In A Knight of the Seven Kingdoms, one of the most quietly intense moments comes when Prince Daeron Targaryen (Henry Ashton) steps outside the tent to confess his terrifying prophetic dream to Ser Duncan the Tall. The scene is meant to feel raw and vulnerable as Daeron is hungover, haunted, and physically unwell. But according to Ashton, getting that “unwell” look right turned into a hilarious, sweat-drenched battle with showrunner Ira Parker.
Quick read:
- Henry Ashton emphasized on how Ira Parker insisted on multiple make-up touches for Daeron
- Parker demanded multiple retakes
- The intense physical hangover helped sell Daeron’s hangover
Prince Daeron Targaryen’s dream of Duncan:
“I have seen you, ser. And a fire. And a dead dragon. A great beast with wings so large they could cover this meadow. It had fallen on top of you. But you were alive, and the dragon was dead.” #AKOTSK pic.twitter.com/gINotYJ9hC
— westerosies (@westerosies) February 6, 2026
Ira Parker’s persistent direction
In a new podcast with Tom Zachar, Henry explained how the scene was shot multiple times, with Ira Parker refusing to settle until Daeron looked convincingly wrecked.
“Ira, the showrunner, we did it like four or five times, and each time he’d be going to hair and makeup, and he’s like, ‘He needs to look sicker. Like more, more like… like f*ck him up.’”
The crew would rush Ashton back to the makeup chair again and again. Parker just wanted visible distress.
Ashton laughed about the irony of the process. He said Ira demanded that he should look f**king sweaty, like shivering. What started as subtle unwellness became a full-on “sweaty, shivering mess” to match the character’s inner turmoil.
Why it worked
Parker’s insistence paid off.

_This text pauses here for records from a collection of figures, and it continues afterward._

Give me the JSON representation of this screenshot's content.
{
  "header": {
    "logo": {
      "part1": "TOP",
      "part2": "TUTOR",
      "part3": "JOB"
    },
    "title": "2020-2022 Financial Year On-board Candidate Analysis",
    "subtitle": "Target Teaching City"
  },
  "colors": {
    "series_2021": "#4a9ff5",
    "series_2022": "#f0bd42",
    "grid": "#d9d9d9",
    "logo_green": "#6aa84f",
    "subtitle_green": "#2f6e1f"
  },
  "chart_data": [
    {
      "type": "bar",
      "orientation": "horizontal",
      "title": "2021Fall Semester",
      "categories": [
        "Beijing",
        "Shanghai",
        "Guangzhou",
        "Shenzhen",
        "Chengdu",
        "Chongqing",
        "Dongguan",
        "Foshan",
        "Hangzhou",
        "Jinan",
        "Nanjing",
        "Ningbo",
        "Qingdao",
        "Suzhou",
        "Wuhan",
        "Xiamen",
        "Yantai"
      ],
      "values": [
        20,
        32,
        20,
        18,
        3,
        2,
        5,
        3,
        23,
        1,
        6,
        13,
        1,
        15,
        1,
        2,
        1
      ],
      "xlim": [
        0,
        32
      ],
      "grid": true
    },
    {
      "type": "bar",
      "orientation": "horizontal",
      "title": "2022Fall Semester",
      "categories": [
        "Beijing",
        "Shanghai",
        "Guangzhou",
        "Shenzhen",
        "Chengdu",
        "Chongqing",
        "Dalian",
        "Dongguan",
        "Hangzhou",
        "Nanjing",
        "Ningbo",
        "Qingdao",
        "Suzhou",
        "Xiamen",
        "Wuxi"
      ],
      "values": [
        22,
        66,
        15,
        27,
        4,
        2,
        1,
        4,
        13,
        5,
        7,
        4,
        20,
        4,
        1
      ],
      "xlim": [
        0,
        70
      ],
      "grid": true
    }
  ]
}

The exaggerated physical state; sweat glistening, body trembling mirrors Daeron’s desperation to suppress his dreams through alcohol. It’s not glamorous Targaryen royalty; it’s a man barely holding it together, and the makeup helped sell that vulnerability without dialogue. Ashton’s delivery of the dream confession feels authentic precisely because his body looks like it’s betraying him in real time. Ira Parker’s perfectionism and Henry Ashton’s good-humored recounting remind fans how much craft goes into even the “small” scenes.